La decisión de la Mesa del Congreso de tramitar la propuesta de reforma estatutaria remitida por el Parlamento autonómico de Cataluña, y que supone que el texto será objeto de debate de totalidad en el Pleno de la Cámara Alta para ser remitido después muy probablemente a la Comisión Constitucional donde será negociado, constituye sin duda un acierto. Ello no obstante, conviene señalar que muchas de las prevenciones manifestadas por el Partido Popular están plenamente fundadas, por lo que ni tendría sentido ignorarlas ni la actitud reacia del principal partido de la oposición habría de suponer un inconveniente para contar con él, si es posible, en la obtención de un consenso parlamentario final en torno a la citada reforma.

En la Mesa del Congreso no se escenificó, pese a las apariencias, una discusión jurídica sino un debate puramente político sobre si la reforma debe ser o no gestionada por el Parlamento español o, sencillamente, rechazada a priori con el argumento, nada fútil, de que es claramente inconstitucional. En realidad, la pretensión del PP de que se demorase la tramitación hasta que se contase con ciertos informes era una simple argucia dilatoria. Y la otra objeción, la de que la propuesta debería ser tramitada como reforma constitucional, también era una estratagema para impedir el debate. Pero ese debate de la propuesta catalana era y es un imperativo político y moral del régimen. De un régimen que desde su nacimiento ha tenido que hacer frente al fenómeno del terrorismo. Desde siempre, los demócratas hemos esgrimido frente a la horda etarra el argumento de que cualquier aspiración política de carácter secesionista o revolucionaria podía ser defendida legítimamente en el marco institucional vigente, siempre que se hiciera pacíficamente y por los procedimientos democráticos tasados en la Constitución.

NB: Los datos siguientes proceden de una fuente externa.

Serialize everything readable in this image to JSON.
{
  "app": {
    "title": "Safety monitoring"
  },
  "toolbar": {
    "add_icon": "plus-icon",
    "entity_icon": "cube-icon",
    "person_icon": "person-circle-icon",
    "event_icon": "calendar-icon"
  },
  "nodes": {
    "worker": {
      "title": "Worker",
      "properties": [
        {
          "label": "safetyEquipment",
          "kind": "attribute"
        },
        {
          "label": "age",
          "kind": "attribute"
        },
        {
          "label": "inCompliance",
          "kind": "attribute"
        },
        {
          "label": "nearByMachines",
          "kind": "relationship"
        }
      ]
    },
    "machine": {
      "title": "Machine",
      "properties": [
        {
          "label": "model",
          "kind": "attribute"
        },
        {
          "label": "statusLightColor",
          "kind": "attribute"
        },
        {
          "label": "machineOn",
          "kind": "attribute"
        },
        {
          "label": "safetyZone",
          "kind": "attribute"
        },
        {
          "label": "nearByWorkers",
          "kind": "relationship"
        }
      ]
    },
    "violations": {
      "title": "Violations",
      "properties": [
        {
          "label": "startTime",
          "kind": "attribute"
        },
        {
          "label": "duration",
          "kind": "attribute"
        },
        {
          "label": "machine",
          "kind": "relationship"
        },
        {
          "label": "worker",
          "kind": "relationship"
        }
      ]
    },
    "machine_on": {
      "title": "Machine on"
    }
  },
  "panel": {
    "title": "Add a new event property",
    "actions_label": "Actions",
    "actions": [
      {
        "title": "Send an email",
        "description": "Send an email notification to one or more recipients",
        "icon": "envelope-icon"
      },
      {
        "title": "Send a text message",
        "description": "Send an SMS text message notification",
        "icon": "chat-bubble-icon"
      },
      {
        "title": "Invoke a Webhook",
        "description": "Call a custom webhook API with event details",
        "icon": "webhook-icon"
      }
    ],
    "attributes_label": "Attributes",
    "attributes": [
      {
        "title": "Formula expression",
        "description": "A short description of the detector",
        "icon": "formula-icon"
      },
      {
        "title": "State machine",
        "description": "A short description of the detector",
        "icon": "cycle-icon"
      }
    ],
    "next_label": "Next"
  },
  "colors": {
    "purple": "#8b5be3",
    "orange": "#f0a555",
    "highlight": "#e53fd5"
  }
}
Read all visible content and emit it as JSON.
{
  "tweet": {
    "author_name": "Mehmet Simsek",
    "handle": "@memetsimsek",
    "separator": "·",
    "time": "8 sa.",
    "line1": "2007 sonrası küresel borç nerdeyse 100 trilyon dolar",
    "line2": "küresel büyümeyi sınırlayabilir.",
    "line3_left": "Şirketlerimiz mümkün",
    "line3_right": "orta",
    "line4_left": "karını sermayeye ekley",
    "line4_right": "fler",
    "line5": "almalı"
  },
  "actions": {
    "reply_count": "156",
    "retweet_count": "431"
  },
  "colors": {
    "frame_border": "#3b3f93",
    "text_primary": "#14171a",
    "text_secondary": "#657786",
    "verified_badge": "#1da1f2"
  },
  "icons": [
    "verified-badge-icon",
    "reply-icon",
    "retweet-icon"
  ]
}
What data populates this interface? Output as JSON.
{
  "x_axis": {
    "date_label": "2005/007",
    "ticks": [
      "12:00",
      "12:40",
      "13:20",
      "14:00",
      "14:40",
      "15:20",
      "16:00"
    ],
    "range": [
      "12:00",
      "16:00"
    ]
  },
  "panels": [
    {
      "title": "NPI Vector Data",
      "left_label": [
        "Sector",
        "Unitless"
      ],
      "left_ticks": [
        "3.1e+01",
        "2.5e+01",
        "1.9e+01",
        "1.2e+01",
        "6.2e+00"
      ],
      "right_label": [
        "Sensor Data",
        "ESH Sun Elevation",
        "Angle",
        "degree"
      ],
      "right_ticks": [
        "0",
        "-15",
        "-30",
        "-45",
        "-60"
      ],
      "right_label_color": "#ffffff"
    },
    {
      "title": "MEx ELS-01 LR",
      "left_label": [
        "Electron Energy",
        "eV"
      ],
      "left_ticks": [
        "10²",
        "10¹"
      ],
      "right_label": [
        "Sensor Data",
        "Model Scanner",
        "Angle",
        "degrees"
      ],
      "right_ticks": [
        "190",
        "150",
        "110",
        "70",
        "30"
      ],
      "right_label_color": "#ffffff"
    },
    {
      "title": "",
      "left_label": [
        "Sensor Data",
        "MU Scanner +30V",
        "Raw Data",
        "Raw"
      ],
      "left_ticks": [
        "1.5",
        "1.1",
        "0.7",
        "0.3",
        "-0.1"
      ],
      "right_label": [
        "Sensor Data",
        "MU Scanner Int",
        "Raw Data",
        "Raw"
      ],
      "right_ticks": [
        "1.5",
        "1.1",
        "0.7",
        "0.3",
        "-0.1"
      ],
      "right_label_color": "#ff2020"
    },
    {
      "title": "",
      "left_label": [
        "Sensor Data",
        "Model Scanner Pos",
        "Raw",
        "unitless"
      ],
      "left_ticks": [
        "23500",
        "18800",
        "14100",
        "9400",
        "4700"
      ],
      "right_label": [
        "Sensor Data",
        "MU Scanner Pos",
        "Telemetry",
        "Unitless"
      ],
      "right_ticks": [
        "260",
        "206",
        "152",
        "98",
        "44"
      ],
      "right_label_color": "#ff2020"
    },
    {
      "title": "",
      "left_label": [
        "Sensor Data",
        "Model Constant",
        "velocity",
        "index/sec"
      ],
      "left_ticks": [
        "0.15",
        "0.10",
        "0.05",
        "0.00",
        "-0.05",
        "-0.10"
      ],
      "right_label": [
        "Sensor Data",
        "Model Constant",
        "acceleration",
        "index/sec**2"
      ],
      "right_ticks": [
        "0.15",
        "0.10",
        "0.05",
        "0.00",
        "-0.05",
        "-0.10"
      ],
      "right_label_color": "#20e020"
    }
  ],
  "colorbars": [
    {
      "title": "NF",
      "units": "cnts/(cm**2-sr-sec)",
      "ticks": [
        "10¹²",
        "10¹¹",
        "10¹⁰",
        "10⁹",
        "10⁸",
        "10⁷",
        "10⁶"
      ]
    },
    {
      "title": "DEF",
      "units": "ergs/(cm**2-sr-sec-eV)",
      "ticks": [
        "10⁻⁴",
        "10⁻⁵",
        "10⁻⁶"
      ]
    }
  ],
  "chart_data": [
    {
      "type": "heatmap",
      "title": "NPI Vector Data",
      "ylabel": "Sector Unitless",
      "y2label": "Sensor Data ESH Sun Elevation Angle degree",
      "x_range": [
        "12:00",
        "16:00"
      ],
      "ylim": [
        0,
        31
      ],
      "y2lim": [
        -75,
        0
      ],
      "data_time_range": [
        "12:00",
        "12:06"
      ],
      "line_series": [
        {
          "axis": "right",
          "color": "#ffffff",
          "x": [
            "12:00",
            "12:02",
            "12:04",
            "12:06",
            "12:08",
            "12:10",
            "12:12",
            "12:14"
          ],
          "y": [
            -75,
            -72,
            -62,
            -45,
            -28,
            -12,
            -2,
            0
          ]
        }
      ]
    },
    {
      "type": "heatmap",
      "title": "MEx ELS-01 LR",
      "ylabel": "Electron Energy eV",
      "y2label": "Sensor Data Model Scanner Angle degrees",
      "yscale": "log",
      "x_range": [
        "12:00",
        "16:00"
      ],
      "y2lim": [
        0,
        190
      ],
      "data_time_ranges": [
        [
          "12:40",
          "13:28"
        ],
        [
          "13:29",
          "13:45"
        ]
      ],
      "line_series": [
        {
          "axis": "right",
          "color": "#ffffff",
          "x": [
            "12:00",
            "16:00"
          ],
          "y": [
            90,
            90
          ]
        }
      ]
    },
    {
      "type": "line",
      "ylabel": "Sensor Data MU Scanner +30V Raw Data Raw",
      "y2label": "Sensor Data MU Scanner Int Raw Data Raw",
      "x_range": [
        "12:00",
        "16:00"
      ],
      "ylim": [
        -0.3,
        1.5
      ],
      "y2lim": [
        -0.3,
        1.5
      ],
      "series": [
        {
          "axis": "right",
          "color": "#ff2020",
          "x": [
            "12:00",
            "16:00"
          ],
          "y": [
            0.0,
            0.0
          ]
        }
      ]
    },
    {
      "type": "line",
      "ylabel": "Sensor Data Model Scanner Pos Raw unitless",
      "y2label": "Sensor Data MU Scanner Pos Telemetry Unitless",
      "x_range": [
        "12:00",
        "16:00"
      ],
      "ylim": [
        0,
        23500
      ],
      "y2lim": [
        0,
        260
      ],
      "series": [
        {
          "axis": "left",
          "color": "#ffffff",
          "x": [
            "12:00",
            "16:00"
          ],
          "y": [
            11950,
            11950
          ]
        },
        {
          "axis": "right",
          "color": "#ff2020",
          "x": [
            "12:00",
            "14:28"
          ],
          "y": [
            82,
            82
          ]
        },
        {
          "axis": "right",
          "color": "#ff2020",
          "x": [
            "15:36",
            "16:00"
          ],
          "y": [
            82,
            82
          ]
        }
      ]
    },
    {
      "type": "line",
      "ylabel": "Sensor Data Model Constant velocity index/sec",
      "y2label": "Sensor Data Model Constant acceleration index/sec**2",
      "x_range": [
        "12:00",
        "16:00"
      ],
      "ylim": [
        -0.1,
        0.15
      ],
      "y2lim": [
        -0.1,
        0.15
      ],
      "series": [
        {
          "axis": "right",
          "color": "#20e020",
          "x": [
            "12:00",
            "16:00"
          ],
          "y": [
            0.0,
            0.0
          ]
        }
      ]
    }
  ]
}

En Cataluña, la propuesta de un nuevo Estatut se ha efectuado pacíficamente y por los procedimientos reglados en el ordenamiento. Y, al contrario de lo que sucedía con el ´plan Ibarretxe´, que ni siquiera respetó las normas procesales establecidas, cuenta con un respaldo abrumadoramente mayoritario de los representantes legítimos de los catalanes. Así las cosas, resultaría políticamente inadmisible, ofensivo para Cataluña e inexplicable desde el punto de vista de la integridad democrática, que el Parlamento español se negase siquiera a escuchar la propuesta o a debatirla convenientemente.

No se ve, pues, la necesidad de dramatizar el trance, de declarar -como han hecho Gabriel Cisneros o Eduardo Zaplana- que estamos asistiendo a los prolegómenos de la "desaparición del Estado" o del "entierro del régimen". Sobre la mesa no hay más que una propuesta muy controvertida que, o se adapta a la legalidad vigente, o no prosperará. En este último caso, caben dos opciones: que el Parlamento catalán reconsidere su proyecto o que desista de él. Y, de cualquier modo, quien pretenda reformar la Constitución española -una pretensión perfectamente legítima-, ya habrá podido comprobar que semejante objetivo no puede conseguirse por vías indirectas: la Carta Magna, que es "abierta", establece los procedimientos para conseguirlo.

Nos encontramos ante un proceso político embarazoso, incómodo, que pudo haberse conducido por cauces más tranquilos y eficaces si hubiera cundido la cordura. Pero ni el Estado ni el régimen están en peligro. Conviene establecerlo así con claridad para que todo lo demás resulte inteligible.